Question

Let \(X\) be a nonnegative random variable with cumulative distribution funetion \(F(x)=\operatorname{Pr}\\{X \leq x\\}\). Show $$ E[X]=\int_{0}^{\infty}[1-F(x)] d x $$ Hint: Write \(E[X]=\int^{\infty} x d F(x)=\int^{\infty}\left(\int_{0}^{x} d y\right) d F(x)\).

Short answer

To solve this proof, the Cumulative Distribution Function and Expected Value were broken down. The expression of expected value was then presented as a sum of two integrals. After interchanging the order of integration, the proof was made by equating the resultant expression with the original equation. Finally, it was shown that \(E[X] = \int_0^{\infty}[1 - F(x)] dx\).

Step-by-step solution

Understanding Cumulative Distribution Function

Firstly, you need to understand what a cumulative distribution function (CDF) is. The CDF, denoted as \(F(x)\), of a random variable is defined as the probability that the variable will take a value less than or equal to \(x\). In mathematical terms, \(F(x) = Pr\{X \leq x\}\). So, when the value of the CDF increases, the probability of the variable taking a value less than \(x\) also increases.

Understanding Expected Value

The expected value is the long-run average or mean value of random variables. It is calculated by integrating the product of the variable density and the variable value over the variable's range. In this case, the expected value of \(X\) is defined as \(E[X] = \int^{\infty} x d F(x)\).

Manipulating the Integrals

The hint provided suggests writing \(E[X]\) in terms of two integrals, i.e., \(E[X] = \int^{\infty}\left( ∫_{0}^{x} dy\right) dF(x)\). The inner integral can be interpreted as the area under the curve of the density function. Further, \(dF(x)\) is nothing but \(F'(x)dx\), which is the differential of the cumulative distribution function.

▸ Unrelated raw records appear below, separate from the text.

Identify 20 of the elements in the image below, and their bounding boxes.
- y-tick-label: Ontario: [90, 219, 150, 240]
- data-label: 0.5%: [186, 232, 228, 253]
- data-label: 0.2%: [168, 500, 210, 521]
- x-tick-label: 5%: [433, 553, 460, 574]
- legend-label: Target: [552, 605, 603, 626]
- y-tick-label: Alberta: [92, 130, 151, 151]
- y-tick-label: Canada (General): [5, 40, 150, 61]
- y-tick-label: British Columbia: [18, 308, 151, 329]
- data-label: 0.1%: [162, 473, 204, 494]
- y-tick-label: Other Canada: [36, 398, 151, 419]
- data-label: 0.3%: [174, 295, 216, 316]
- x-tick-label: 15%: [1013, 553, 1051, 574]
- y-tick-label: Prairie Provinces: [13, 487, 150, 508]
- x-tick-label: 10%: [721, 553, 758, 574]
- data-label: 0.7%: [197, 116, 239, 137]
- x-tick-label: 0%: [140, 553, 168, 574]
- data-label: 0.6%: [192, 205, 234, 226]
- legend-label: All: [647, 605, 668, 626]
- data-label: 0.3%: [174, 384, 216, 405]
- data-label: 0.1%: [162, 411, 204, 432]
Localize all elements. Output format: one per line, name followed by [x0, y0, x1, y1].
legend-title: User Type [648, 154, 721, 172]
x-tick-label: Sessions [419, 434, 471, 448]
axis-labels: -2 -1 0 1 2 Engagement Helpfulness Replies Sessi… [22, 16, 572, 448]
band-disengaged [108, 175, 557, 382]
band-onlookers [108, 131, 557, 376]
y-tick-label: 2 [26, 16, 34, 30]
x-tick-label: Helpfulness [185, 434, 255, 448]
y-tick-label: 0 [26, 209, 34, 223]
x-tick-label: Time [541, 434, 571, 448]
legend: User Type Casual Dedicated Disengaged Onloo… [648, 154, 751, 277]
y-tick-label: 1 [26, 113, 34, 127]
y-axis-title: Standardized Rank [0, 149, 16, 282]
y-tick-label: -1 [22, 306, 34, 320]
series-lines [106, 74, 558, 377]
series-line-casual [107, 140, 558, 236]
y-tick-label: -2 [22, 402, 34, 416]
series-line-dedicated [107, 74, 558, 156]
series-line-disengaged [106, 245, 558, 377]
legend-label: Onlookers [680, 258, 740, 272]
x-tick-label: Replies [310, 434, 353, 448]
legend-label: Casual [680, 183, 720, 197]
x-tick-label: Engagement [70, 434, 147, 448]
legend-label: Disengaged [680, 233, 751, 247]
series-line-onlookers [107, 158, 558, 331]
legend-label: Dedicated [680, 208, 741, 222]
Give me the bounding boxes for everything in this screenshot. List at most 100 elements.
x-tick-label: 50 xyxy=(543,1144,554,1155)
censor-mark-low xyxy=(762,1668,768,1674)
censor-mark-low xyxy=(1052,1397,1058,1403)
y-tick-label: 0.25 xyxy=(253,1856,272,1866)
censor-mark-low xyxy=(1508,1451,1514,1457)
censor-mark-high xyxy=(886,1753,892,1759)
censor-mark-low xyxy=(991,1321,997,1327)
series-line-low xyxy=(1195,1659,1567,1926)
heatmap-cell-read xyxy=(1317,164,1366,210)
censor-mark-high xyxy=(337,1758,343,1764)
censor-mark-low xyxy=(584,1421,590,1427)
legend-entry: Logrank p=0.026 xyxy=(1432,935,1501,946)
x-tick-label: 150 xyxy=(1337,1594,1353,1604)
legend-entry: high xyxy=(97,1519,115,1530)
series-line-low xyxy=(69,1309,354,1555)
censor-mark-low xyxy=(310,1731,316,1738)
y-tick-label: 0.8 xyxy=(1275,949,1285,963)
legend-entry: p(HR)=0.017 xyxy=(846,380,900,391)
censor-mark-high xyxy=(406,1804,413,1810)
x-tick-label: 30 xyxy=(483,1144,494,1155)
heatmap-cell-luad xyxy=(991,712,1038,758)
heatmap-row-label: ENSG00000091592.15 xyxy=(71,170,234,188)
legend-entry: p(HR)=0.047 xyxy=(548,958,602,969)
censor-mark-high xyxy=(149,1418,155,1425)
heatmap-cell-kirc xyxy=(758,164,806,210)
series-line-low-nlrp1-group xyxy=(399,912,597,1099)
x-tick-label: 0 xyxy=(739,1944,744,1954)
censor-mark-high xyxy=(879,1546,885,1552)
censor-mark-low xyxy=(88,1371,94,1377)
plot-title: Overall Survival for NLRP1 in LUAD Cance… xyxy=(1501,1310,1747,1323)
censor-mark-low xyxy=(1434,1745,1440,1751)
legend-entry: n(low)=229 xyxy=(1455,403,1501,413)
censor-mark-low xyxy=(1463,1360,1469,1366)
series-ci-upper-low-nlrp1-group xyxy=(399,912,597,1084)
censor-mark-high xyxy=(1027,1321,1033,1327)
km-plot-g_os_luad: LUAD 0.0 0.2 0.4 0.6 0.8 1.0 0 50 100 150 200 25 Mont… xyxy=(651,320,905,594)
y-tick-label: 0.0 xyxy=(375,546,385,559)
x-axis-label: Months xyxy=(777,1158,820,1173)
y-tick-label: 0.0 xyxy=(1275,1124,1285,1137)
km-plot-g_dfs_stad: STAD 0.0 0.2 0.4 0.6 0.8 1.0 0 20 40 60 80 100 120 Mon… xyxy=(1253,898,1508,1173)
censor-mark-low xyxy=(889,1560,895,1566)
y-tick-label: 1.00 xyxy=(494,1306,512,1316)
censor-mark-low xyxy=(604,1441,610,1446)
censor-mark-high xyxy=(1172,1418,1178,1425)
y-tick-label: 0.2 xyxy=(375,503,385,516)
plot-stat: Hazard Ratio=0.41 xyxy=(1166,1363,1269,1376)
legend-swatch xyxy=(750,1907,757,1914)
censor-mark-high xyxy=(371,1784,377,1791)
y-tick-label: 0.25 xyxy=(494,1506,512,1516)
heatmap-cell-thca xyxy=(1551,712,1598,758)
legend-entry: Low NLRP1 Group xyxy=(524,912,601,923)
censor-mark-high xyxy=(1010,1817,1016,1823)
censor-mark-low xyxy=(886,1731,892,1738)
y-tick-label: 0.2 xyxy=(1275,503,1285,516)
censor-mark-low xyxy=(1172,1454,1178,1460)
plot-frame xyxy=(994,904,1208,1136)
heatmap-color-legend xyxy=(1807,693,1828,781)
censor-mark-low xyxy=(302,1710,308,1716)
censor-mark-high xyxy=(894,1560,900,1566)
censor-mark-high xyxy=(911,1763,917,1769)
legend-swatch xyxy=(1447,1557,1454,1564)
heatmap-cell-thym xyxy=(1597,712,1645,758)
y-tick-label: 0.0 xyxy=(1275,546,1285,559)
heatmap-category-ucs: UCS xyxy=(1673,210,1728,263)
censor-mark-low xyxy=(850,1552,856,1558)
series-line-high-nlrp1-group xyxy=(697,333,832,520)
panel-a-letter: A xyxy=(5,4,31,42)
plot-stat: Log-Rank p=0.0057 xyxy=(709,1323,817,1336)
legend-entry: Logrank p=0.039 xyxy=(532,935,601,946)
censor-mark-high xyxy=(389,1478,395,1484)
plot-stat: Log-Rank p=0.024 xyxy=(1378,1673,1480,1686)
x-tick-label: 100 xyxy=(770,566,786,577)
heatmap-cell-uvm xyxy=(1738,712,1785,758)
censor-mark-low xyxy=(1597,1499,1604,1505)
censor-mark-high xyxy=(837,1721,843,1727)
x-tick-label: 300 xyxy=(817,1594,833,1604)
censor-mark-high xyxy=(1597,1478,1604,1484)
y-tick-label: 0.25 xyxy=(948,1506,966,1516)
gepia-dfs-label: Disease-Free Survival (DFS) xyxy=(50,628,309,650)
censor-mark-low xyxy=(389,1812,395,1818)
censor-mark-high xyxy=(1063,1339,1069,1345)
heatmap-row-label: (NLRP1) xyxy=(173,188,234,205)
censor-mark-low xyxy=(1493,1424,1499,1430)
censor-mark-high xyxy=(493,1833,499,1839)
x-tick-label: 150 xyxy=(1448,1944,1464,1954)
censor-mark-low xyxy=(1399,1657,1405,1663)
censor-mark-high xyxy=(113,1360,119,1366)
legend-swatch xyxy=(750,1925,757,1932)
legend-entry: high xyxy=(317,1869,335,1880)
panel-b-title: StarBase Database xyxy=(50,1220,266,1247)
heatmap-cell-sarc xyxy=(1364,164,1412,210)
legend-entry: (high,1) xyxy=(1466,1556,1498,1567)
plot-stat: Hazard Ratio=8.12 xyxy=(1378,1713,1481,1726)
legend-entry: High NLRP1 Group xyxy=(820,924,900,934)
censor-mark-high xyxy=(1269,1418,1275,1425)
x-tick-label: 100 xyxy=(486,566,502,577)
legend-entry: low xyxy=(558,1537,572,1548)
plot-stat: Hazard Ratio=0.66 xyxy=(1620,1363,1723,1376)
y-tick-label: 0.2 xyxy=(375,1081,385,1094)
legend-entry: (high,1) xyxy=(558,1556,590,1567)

Interchanging the Integrals

The purpose of writing the integral in the nested form in step 3 is to allow the order of integration to be switched. Switching the order of integration is an important technique used in mathematics for simplifying complex integrals. By interchanging the order of integration, we rewrite \(E[X] = \int_0^\infty (1 - F(y)) dy\). From this equation, the expression \(1 - F(y)\) can be interpreted as the probability that the random variable \(X\) is greater than \(y\). Hence, it is evident that the expected value \(E[X]\) is equal to the sum of the probabilities that the random variable \(X\) exceeds each value \(y\) in its range.

Final Proof

Adding up the above steps, it is evident that the original equation can be re-expressed as: \(E[X] = \int_0^{\infty}[1 - F(x)] dx\), which is the required proof.